Grandpa gets up, straps on his tool belt, and heads up to the barn to fix the lamb pen. I can hear Grandma moving the pots and pans around in the kitchen and whistling some old Irish tune. Dad looks out at his land. Red Rock Creek comes down from the reservoir, a mile to the north, and flat green pasture stretches across the canyon floor to the dry hills on either side. There's a stand of willows by the water, and one giant cottonwood shades the south end of the barn and holds up my tire swing.

“Did you beat your grandpa at chess yet?” Dad says.

“Not exactly.”

“Never mind, Brother. I think I was about fifteen before I won my first game.”

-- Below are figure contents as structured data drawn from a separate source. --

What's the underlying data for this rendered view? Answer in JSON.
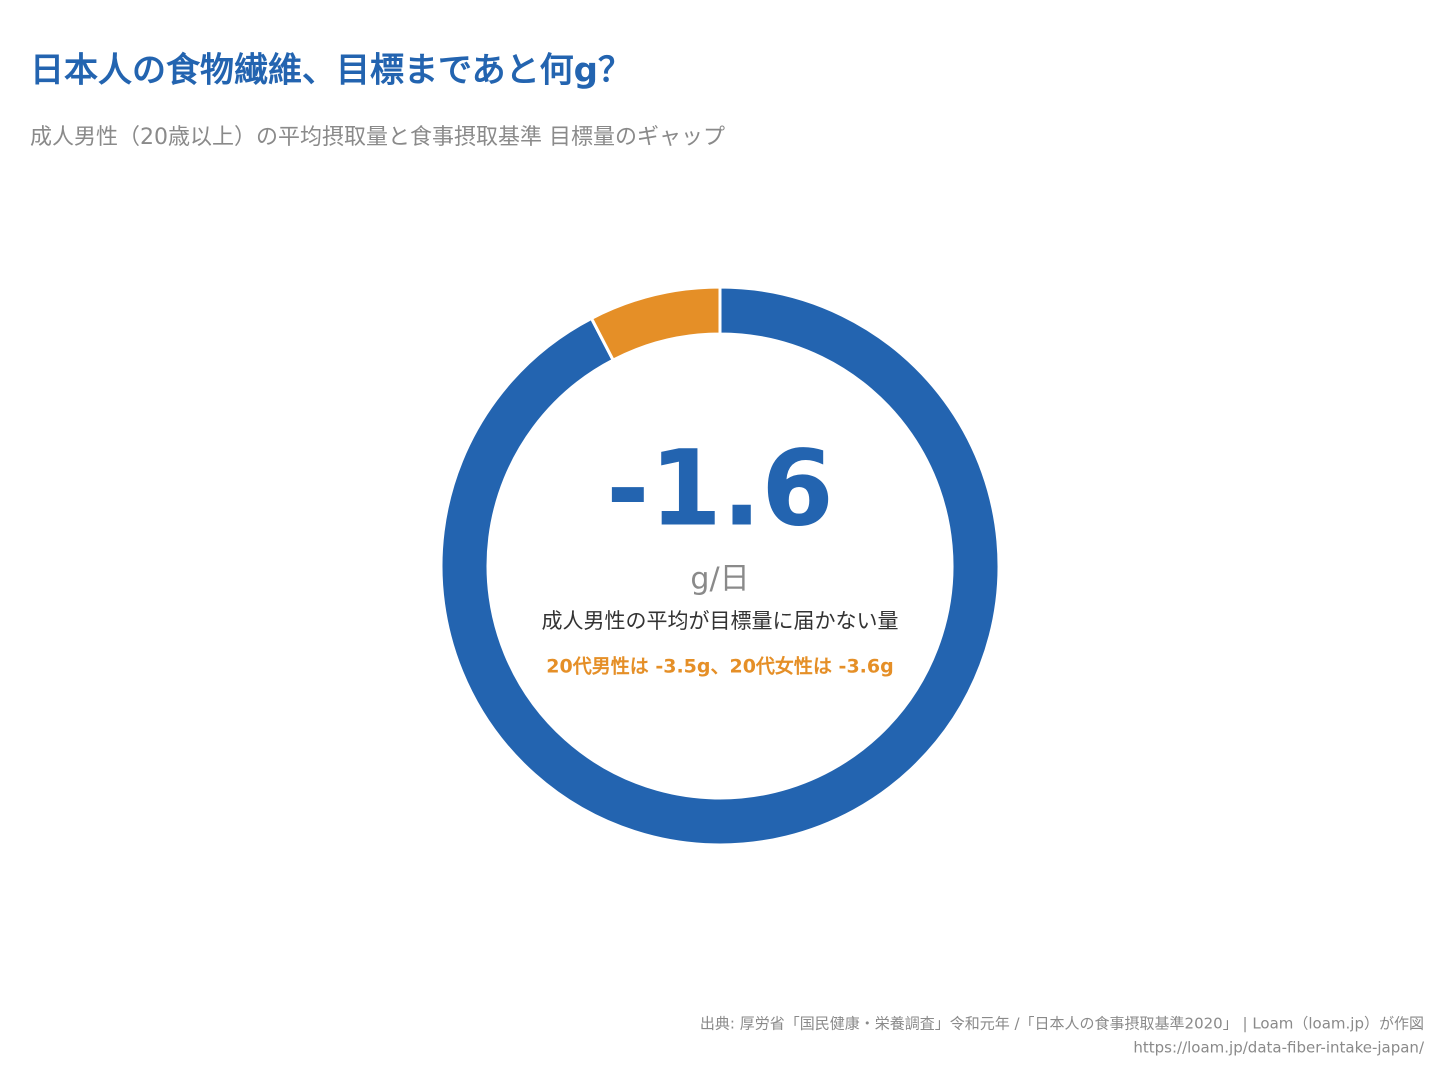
{
  "chart_data": {
    "type": "donut",
    "title": "日本人の食物繊維、目標まであと何g？",
    "subtitle": "成人男性（20歳以上）の平均摂取量と食事摂取基準 目標量のギャップ",
    "values": [
      19.4,
      1.6
    ],
    "colors": [
      "#2364b0",
      "#e58f27"
    ],
    "center_value": -1.6,
    "center_unit": "g/日",
    "center_caption": "成人男性の平均が目標量に届かない量",
    "center_note": "20代男性は -3.5g、20代女性は -3.6g",
    "source": "出典: 厚労省「国民健康・栄養調査」令和元年 /「日本人の食事摂取基準2020」 | Loam（loam.jp）が作図",
    "url": "https://loam.jp/data-fiber-intake-japan/"
  }
}
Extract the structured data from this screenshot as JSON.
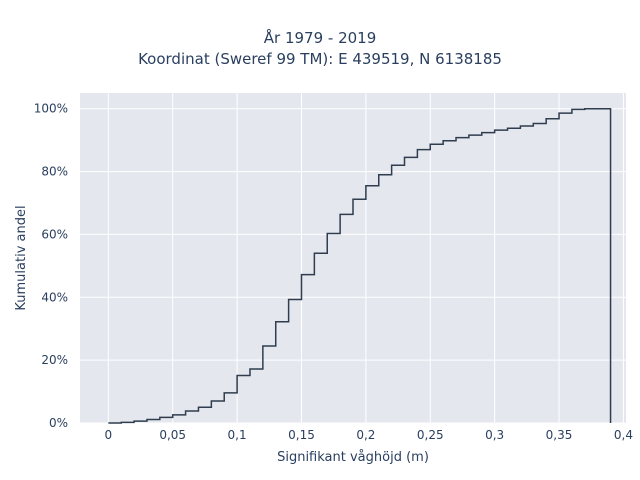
{
  "chart_data": {
    "type": "line",
    "line_shape": "step",
    "title": "År 1979 - 2019",
    "subtitle": "Koordinat (Sweref 99 TM): E 439519, N 6138185",
    "xlabel": "Signifikant våghöjd (m)",
    "ylabel": "Kumulativ andel",
    "xlim": [
      -0.022,
      0.402
    ],
    "ylim": [
      0,
      1.05
    ],
    "x_ticks": [
      0,
      0.05,
      0.1,
      0.15,
      0.2,
      0.25,
      0.3,
      0.35,
      0.4
    ],
    "x_tick_labels": [
      "0",
      "0,05",
      "0,1",
      "0,15",
      "0,2",
      "0,25",
      "0,3",
      "0,35",
      "0,4"
    ],
    "y_ticks": [
      0,
      0.2,
      0.4,
      0.6,
      0.8,
      1.0
    ],
    "y_tick_labels": [
      "0%",
      "20%",
      "40%",
      "60%",
      "80%",
      "100%"
    ],
    "grid": true,
    "plot_background": "#e5e7ef",
    "line_color": "#2f3d4f",
    "x": [
      0,
      0.01,
      0.02,
      0.03,
      0.04,
      0.05,
      0.06,
      0.07,
      0.08,
      0.09,
      0.1,
      0.11,
      0.12,
      0.13,
      0.14,
      0.15,
      0.16,
      0.17,
      0.18,
      0.19,
      0.2,
      0.21,
      0.22,
      0.23,
      0.24,
      0.25,
      0.26,
      0.27,
      0.28,
      0.29,
      0.3,
      0.31,
      0.32,
      0.33,
      0.34,
      0.35,
      0.36,
      0.37,
      0.38,
      0.39
    ],
    "y": [
      0.0,
      0.002,
      0.006,
      0.011,
      0.018,
      0.026,
      0.038,
      0.05,
      0.07,
      0.096,
      0.151,
      0.172,
      0.245,
      0.322,
      0.393,
      0.472,
      0.54,
      0.603,
      0.664,
      0.712,
      0.755,
      0.79,
      0.82,
      0.845,
      0.87,
      0.887,
      0.898,
      0.908,
      0.916,
      0.924,
      0.932,
      0.938,
      0.945,
      0.953,
      0.968,
      0.986,
      0.998,
      1.0,
      1.0,
      0.0
    ]
  }
}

Everybody calls me Brother because I've got four big brothers. My real name is Ignatius. Guess they ran out of all the good saints by the time they got to me. Lots of things ran out by the time they got to me. My brother Frank says it could be worse—they could have picked Augustine or Cyril—but honest, I wouldn't have minded being Gus, or even Cy But Ignatius pretty much shortens to “Ig” or “Natius.” That's not even a good name for a cow. Heck, I wouldn't name a pig either one.

“So what do you think?” Dad says, nodding in the direction of the envelope with his orders.

“I can't believe it. You've been in the reserves forever, and they've never asked you to do anything like this. Jeez, Grandma was in the reserves for thirty years, and they never sent her to a war.”

People are going to be talking about this all over the county. There's a list of a hundred names in Dad's command. How's he going to tell all those families their dads are going to leave? Every volunteer fireman in a hundred miles is on that list. Our postmaster; the school janitor; the basketball coach; Arnie, who owns the only gas station in town; and every member of the
school board is on that list. A month from now, they'll all be on a plane.

I line the chessmen up in their box and sit on the porch rail next to Dad. I rub his bristle-short hair. He used to have red hair like mine, but what's left after Grandma's clippers is mostly gray fuzz. Dad looks up at the hills. He's standing more like a soldier already.